[Blue Bed, Yves Tanguy]


–mickey morgn

Cross mats meet my view.

They rush to assault in their twisted, broken-down lives,

to do I don’t know what. Hair

tangled and dirty like the dirty girl of the street,

huddling atop the air vent over the subway. Cracked at the base,

life wracked in the open air, continues at the root,

but for how long? The hills are scabby growths,

their itches ignored. Who cares that they judge us?

We, trash heaps pushed aside for a new load,

we, current droppings of houses patched together

at hills’ foot. The murk of the ravaged hill stares

at me lifeless as a broken arm, passsive, flung wth

the breeze. There’s no telling where it might twist. It

could fly off and and the town would wizen to a

wrinkled amputee, the lost arm not even retrieved.

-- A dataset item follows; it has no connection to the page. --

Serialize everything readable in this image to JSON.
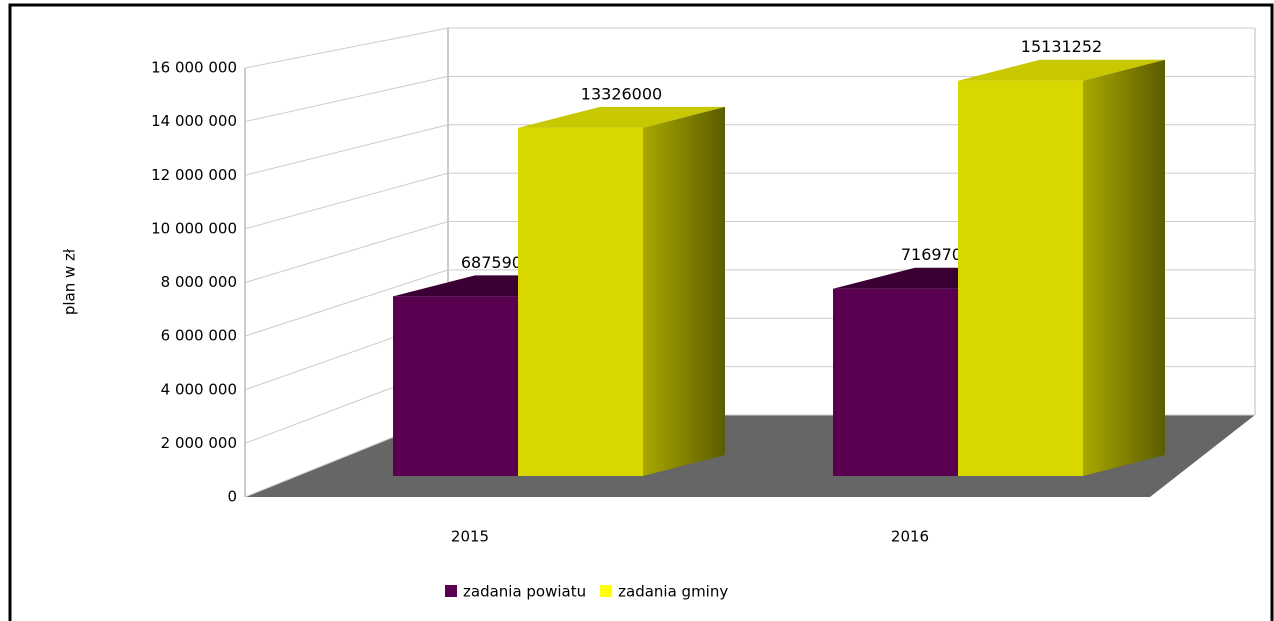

Sew it back on? Why bother? It gangrened long

ago and is useless. Death is here to stay.

It is your neighbor, and mine. Only to look up to the hills

and see God’s curse on us. We live sanctioned

by ravaged snaps of spines, spindled to toothpicks,

shoved to the bottom of the holler

imprisoned in whorled woods, shackled lke shabby strays

from the main pack. And we hail our neighbors

every day like some terrible family, its special breed

of disease. I have been unhappy here.